After that day in the changing room, I keep expecting the sky to crumble down on me. Whenever anyone raises their voice, I jump, thinking the SWAT team’s finally here to—I dunno, swat me. I keep wondering how the murder investigation is going, how close they are to finding the real killer. The thought of Mendez digging and digging sickens me until I see her in my nightmares.

But weirdly enough, the next couple of weeks pass by and nothing happens. I guess Coach must’ve lodged a complaint about Mendez, because I don’t see her around anywhere, and the drugs don’t make an appearance either, and weirdly, gradually, we kind of move on from all the crazy shit.

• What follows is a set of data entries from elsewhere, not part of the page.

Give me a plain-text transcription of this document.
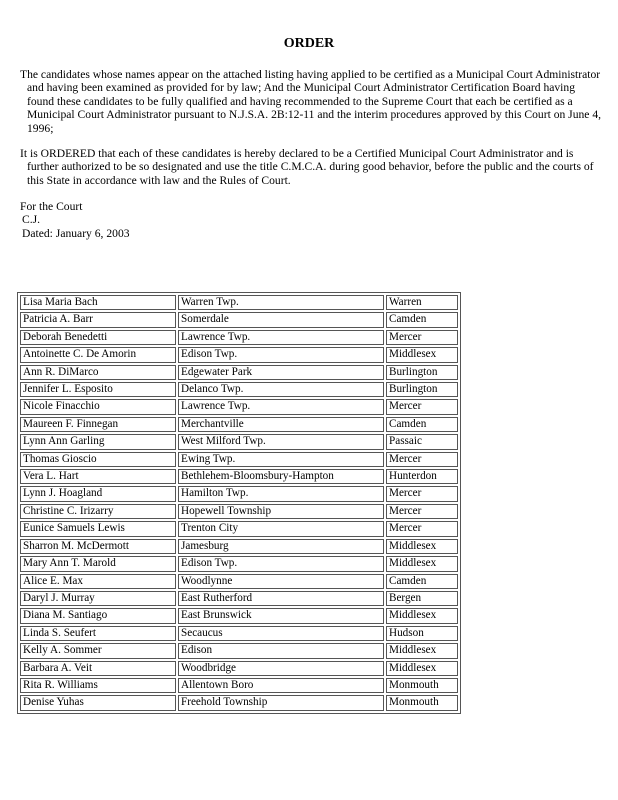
ORDER

The candidates whose names appear on the attached listing having applied to be certified as a Municipal Court Administrator and having been examined as provided for by law; And the Municipal Court Administrator Certification Board having found these candidates to be fully qualified and having recommended to the Supreme Court that each be certified as a Municipal Court Administrator pursuant to N.J.S.A. 2B:12-11 and the interim procedures approved by this Court on June 4, 1996;

It is ORDERED that each of these candidates is hereby declared to be a Certified Municipal Court Administrator and is further authorized to be so designated and use the title C.M.C.A. during good behavior, before the public and the courts of this State in accordance with law and the Rules of Court.

For the Court
C.J.
Dated: January 6, 2003
Lisa Maria Bach	Warren Twp.	Warren
Patricia A. Barr	Somerdale	Camden
Deborah Benedetti	Lawrence Twp.	Mercer
Antoinette C. De Amorin	Edison Twp.	Middlesex
Ann R. DiMarco	Edgewater Park	Burlington
Jennifer L. Esposito	Delanco Twp.	Burlington
Nicole Finacchio	Lawrence Twp.	Mercer
Maureen F. Finnegan	Merchantville	Camden
Lynn Ann Garling	West Milford Twp.	Passaic
Thomas Gioscio	Ewing Twp.	Mercer
Vera L. Hart	Bethlehem-Bloomsbury-Hampton	Hunterdon
Lynn J. Hoagland	Hamilton Twp.	Mercer
Christine C. Irizarry	Hopewell Township	Mercer
Eunice Samuels Lewis	Trenton City	Mercer
Sharron M. McDermott	Jamesburg	Middlesex
Mary Ann T. Marold	Edison Twp.	Middlesex
Alice E. Max	Woodlynne	Camden
Daryl J. Murray	East Rutherford	Bergen
Diana M. Santiago	East Brunswick	Middlesex
Linda S. Seufert	Secaucus	Hudson
Kelly A. Sommer	Edison	Middlesex
Barbara A. Veit	Woodbridge	Middlesex
Rita R. Williams	Allentown Boro	Monmouth
Denise Yuhas	Freehold Township	Monmouth
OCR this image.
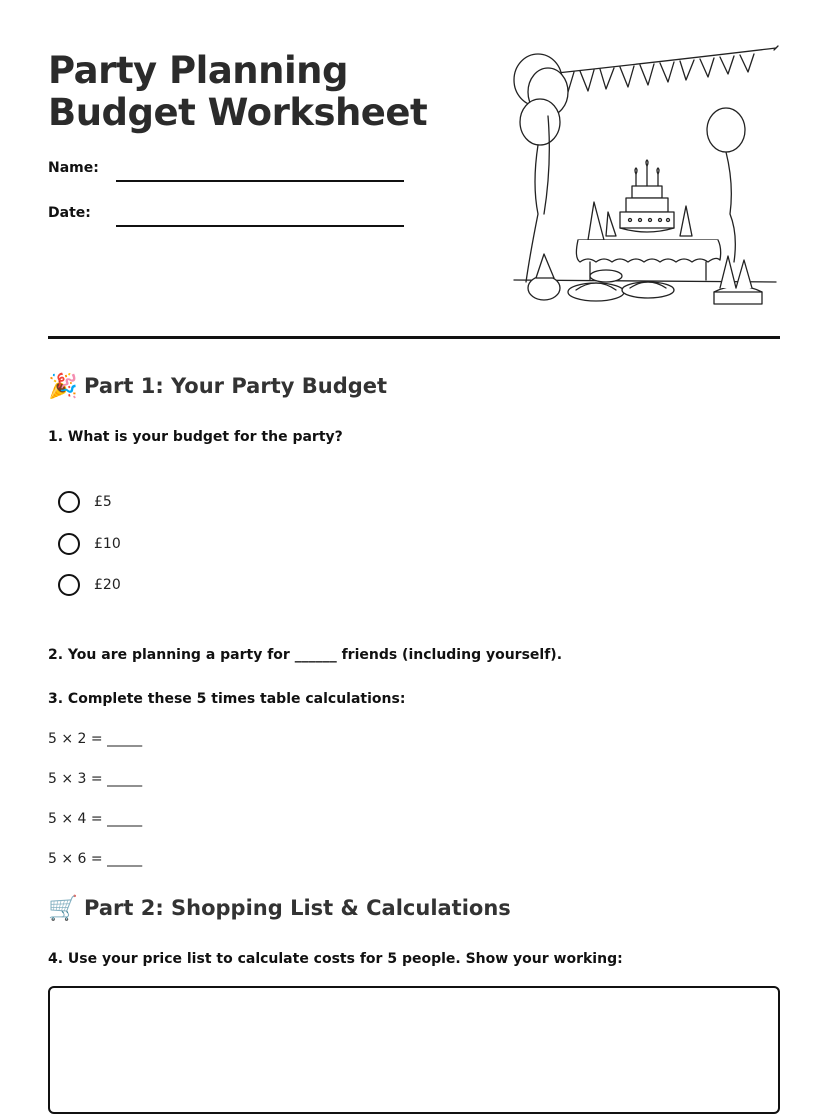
Party Planning Budget Worksheet
Name:
Date:
🎉 Part 1: Your Party Budget
1. What is your budget for the party?
£5
£10
£20
2. You are planning a party for ______ friends (including yourself).
3. Complete these 5 times table calculations:
5 × 2 = _____
5 × 3 = _____
5 × 4 = _____
5 × 6 = _____
🛒 Part 2: Shopping List & Calculations
4. Use your price list to calculate costs for 5 people. Show your working:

Midterms are upon us, and we’re all wound a bit tighter, sleeping less and studying more, and the atmosphere settles into an anxious hush, everyone’s head buried in books.

Danny still stays away during mealtimes. Once or twice, his friends approach me to ask what’s going on with him, and I tell the weak version of the truth: he’s really stressed out.

Stressed out. I don’t know what to call it, really. Every afternoon, once classes end, I drop by his room with a sandwich and check on him. He takes the sandwich and gives me one-word answers.

Have you showered/eaten/drank water? Yes, yes, yes.

And still that deep, dark rage lurks underneath his skin. I can sense it, even though he never raises his voice around me. I can practically hear it ripping him up from the inside, scrabbling to come tearing out, and every time I leave his room, I feel spent. All my insides, carved out and empty.

I know it’s not healthy, but it’s penance. I killed his uncle—yes, it’s self-defense, yes, yes, but the knowing and the accepting are two very different things. The least I can do is stick around for him.